112 In its written submissions QHT relied upon the observations of Ormiston JA in VR Dye & Co v Peninsula Hotels Pty Ltd [1999] 3 VR 201 where his Honour said at [36]:
In each case the court is obliged to look at the transaction between the parties in a manner which accords with the commercial realities. It is not a matter of isolating particular individual steps in the course of a business relationship so as to give one element a different characteristic from that which the totality of that relationship would evidence.

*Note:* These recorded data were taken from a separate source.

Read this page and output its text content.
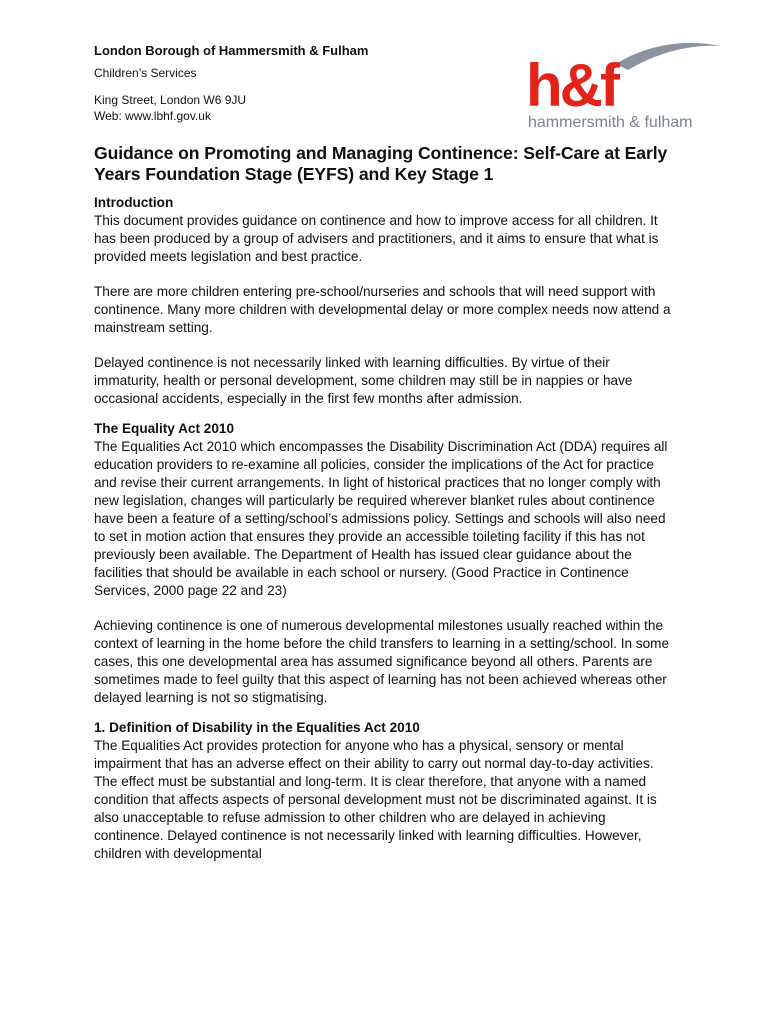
London Borough of Hammersmith & Fulham

Children’s Services

King Street, London W6 9JU

Web: www.lbhf.gov.uk	h&f
hammersmith & fulham
Guidance on Promoting and Managing Continence: Self-Care at Early Years Foundation Stage (EYFS) and Key Stage 1
Introduction

This document provides guidance on continence and how to improve access for all children. It has been produced by a group of advisers and practitioners, and it aims to ensure that what is provided meets legislation and best practice.

There are more children entering pre-school/nurseries and schools that will need support with continence. Many more children with developmental delay or more complex needs now attend a mainstream setting.

Delayed continence is not necessarily linked with learning difficulties. By virtue of their immaturity, health or personal development, some children may still be in nappies or have occasional accidents, especially in the first few months after admission.

The Equality Act 2010

The Equalities Act 2010 which encompasses the Disability Discrimination Act (DDA) requires all education providers to re-examine all policies, consider the implications of the Act for practice and revise their current arrangements. In light of historical practices that no longer comply with new legislation, changes will particularly be required wherever blanket rules about continence have been a feature of a setting/school’s admissions policy. Settings and schools will also need to set in motion action that ensures they provide an accessible toileting facility if this has not previously been available. The Department of Health has issued clear guidance about the facilities that should be available in each school or nursery. (Good Practice in Continence Services, 2000 page 22 and 23)

Achieving continence is one of numerous developmental milestones usually reached within the context of learning in the home before the child transfers to learning in a setting/school. In some cases, this one developmental area has assumed significance beyond all others. Parents are sometimes made to feel guilty that this aspect of learning has not been achieved whereas other delayed learning is not so stigmatising.

1. Definition of Disability in the Equalities Act 2010

The Equalities Act provides protection for anyone who has a physical, sensory or mental impairment that has an adverse effect on their ability to carry out normal day-to-day activities. The effect must be substantial and long-term. It is clear therefore, that anyone with a named condition that affects aspects of personal development must not be discriminated against. It is also unacceptable to refuse admission to other children who are delayed in achieving continence. Delayed continence is not necessarily linked with learning difficulties. However, children with developmental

113 That said, his Honour was considering this issue in the context of running account cases where it is imperative that the actual business character of the payment be considered and it must be ascertained whether the payment forms part of an entire and ongoing transaction of the company. In that latter respect, consideration has to be focussed upon the role of the company. That has little application in the present case where the debt assignment was the first and only transaction with QHT.
114 QHT also submitted the applicable test involved ascertaining whether discrete transactions are sufficiently connected, and sufficiently discrete from other events, as to constitute one transaction within the meaning and purpose of the Act. The decision of Bryson J in Mann v Sangria at [41] was relied upon in support of that proposition. However, the proposition as advanced by QHT fails to appreciate the context of Bryson J's observations. There, his Honour was speaking of transactions and series of events which were all those of the company in question. His Honour was not suggesting that if the company was party to an agreement which, of itself, was part of a much broader transaction, that broader transaction was necessarily a transaction of the company.

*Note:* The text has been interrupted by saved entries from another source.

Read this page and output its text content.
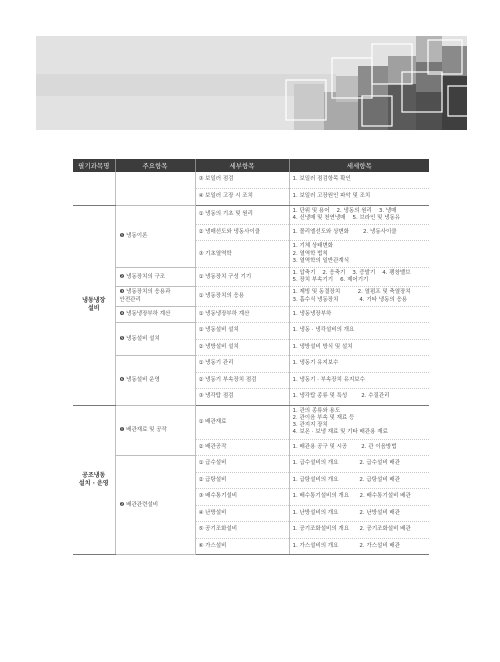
필기과목명	주요항목	세부항목	세세항목
		③ 보일러 점검	1. 보일러 점검항목 확인

		④ 보일러 고장 시 조치	1. 보일러 고장원인 파악 및 조치

냉동냉장
설비	❶ 냉동이론	① 냉동의 기초 및 원리	1. 단위 및 용어    2. 냉동의 원리    3. 냉매
4. 신냉매 및 천연냉매    5. 브라인 및 냉동유

		② 냉매선도와 냉동사이클	1. 몰리엘선도와 상변화        2. 냉동사이클

		③ 기초열역학	1. 기체 상태변화
2. 열역학 법칙
3. 열역학의 일반관계식

	❷ 냉동장치의 구조	① 냉동장치 구성 기기	1. 압축기    2. 응축기    3. 증발기    4. 팽창밸브
5. 장치 부속기기    6. 제어기기

	❸ 냉동장치의 응용과
안전관리	① 냉동장치의 응용	1. 제빙 및 동결장치          2. 열펌프 및 축열장치
3. 흡수식 냉동장치            4. 기타 냉동의 응용

	❹ 냉동냉장부하 계산	① 냉동냉장부하 계산	1. 냉동냉장부하

	❺ 냉동설비 설치	① 냉동설비 설치	1. 냉동 · 냉각설비의 개요

		② 냉방설비 설치	1. 냉방설비 방식 및 설치

	❻ 냉동설비 운영	① 냉동기 관리	1. 냉동기 유지보수

		② 냉동기 부속장치 점검	1. 냉동기 · 부속장치 유지보수

		③ 냉각탑 점검	1. 냉각탑 종류 및 특성        2. 수질관리

공조냉동
설치 · 운영	❶ 배관재료 및 공작	① 배관재료	1. 관의 종류와 용도
2. 관이음 부속 및 재료 등
3. 관지지 장치
4. 보온 · 보냉 재료 및 기타 배관용 재료

		② 배관공작	1. 배관용 공구 및 시공        2. 관 이음방법

	❷ 배관관련설비	① 급수설비	1. 급수설비의 개요            2. 급수설비 배관

		② 급탕설비	1. 급탕설비의 개요            2. 급탕설비 배관

		③ 배수통기설비	1. 배수통기설비의 개요      2. 배수통기설비 배관

		④ 난방설비	1. 난방설비의 개요            2. 난방설비 배관

		⑤ 공기조화설비	1. 공기조화설비의 개요      2. 공기조화설비 배관

		⑥ 가스설비	1. 가스설비의 개요            2. 가스설비 배관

115 Here, the question is whether a particular agreement or conduct is the "transaction" rather than a series or group of agreements or conduct associated with the first-mentioned agreement. It was submitted by QHT that the Deed of Assignment was an integral part of a restructure of a number of companies within the group such that the whole alleged restructure was a transaction of the company. In this respect care must be taken not to allow the use of the nomenclatures "Restructure" or "Restructure Agreements" to overshadow the determination of the real issue. In reality, the Walton Group was not wholly restructured by these agreements. Moreover, the Asset Sale Agreements, although somewhat connected, were generally directed the release of the NAB's performance guarantees where possible. The Deed of Assignment was directed to affording QHT an ability to secure recovery of the GST refund generated from the sale.